Un surrisque de BPCO de l’ordre de 30 %
6Au total durant ce suivi de 6 ans (368 000 patientes années) 582 infirmières ont développé une BPCO. Après ajustement sur l'âge, le tabagisme, la race et l'IMC, l'usage de désinfectants majore le risque de développer une BPCO de 35 % (RR = 1,35 [1,14-1,59]).
Pour l'usage de nettoyants de surface seuls (23 % de la cohorte) le surrisque est de 38 % (RR = 1,38, [1,13-1,68]). Pour l'usage de nettoyants pour instruments médicaux seuls (19 % de la cohorte) ce surrisque est de 31 % (RR = 1,31 [1,07-1,61)).
Plus le recours à ces produits est fréquent, plus le risque augmente. Quand ils sont utilisés 4 à 7 fois par semaine, le surrisque globalement lié aux nettoyants pour surface et pour instruments médicaux passe à 43 % (RR = 1,43; [1,13-1,80]). Soit un effet dose réponse.
Enfin cette association entre exposition aux produits de nettoyage est retrouvée les infirmières qui n'ont jamais fumé, chez les fumeuses, chez les asthmatiques et les non asthmatiques.

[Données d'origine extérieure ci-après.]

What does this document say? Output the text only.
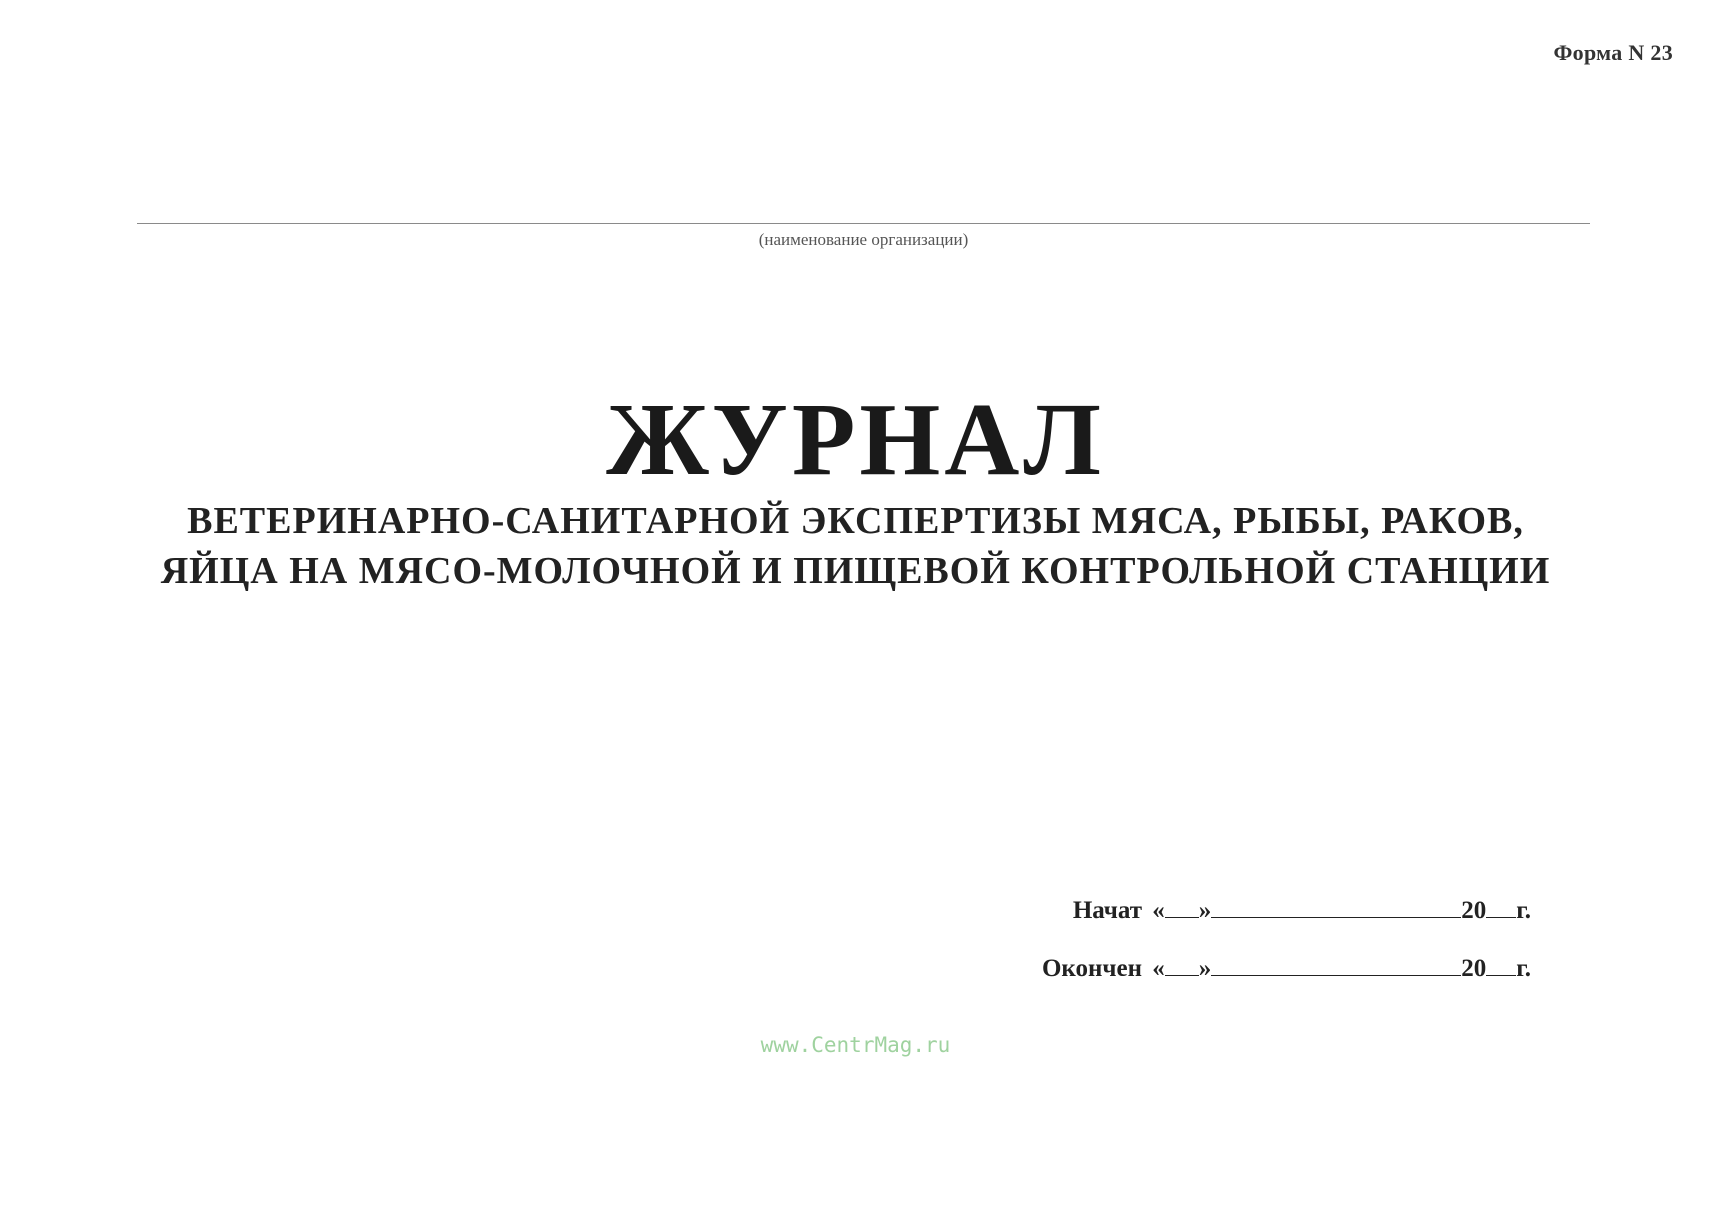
Форма N 23
(наименование организации)
ЖУРНАЛ
ВЕТЕРИНАРНО-САНИТАРНОЙ ЭКСПЕРТИЗЫ МЯСА, РЫБЫ, РАКОВ,
ЯЙЦА НА МЯСО-МОЛОЧНОЙ И ПИЩЕВОЙ КОНТРОЛЬНОЙ СТАНЦИИ
Начат « »	20 г.
Окончен « »	20 г.
www.CentrMag.ru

De nombreux produits en cause
Les auteurs ont aussi analysé dans un modèle particulier l'impact de sept désinfectants considérés comme les plus courants sur le risque de BPCO.
Les désinfectants type glutaraldéhyde, eau de javel, eau oxygénée, alcool, ammonium quaternaire semblent avoir un impact sur le risque de BPCO. Il est néanmoins restreint aux fortes expositions. Une exposition élevée induit un surrisque de l'ordre de 25 % (RR = 1,25 [1,04-1,51]). Les expositions faibles ou modérées n'en induisent pas. En revanche, pour les désinfectants enzymatiques nul surrisque n'a été retrouvé.
« Il faut noter que l'utilisation de plusieurs produits était fréquente. L'impact de chaque constituant reste donc difficile à définir, nuancent les auteurs. Le plus haut risque de BPCO a toutefois été retrouvé chez les infirmières utilisant l'eau de javel ou l'eau oxygénée ou l'une ou l'autre en association avec des aldéhydes (formaldéhyde, glutaraldéhyde)».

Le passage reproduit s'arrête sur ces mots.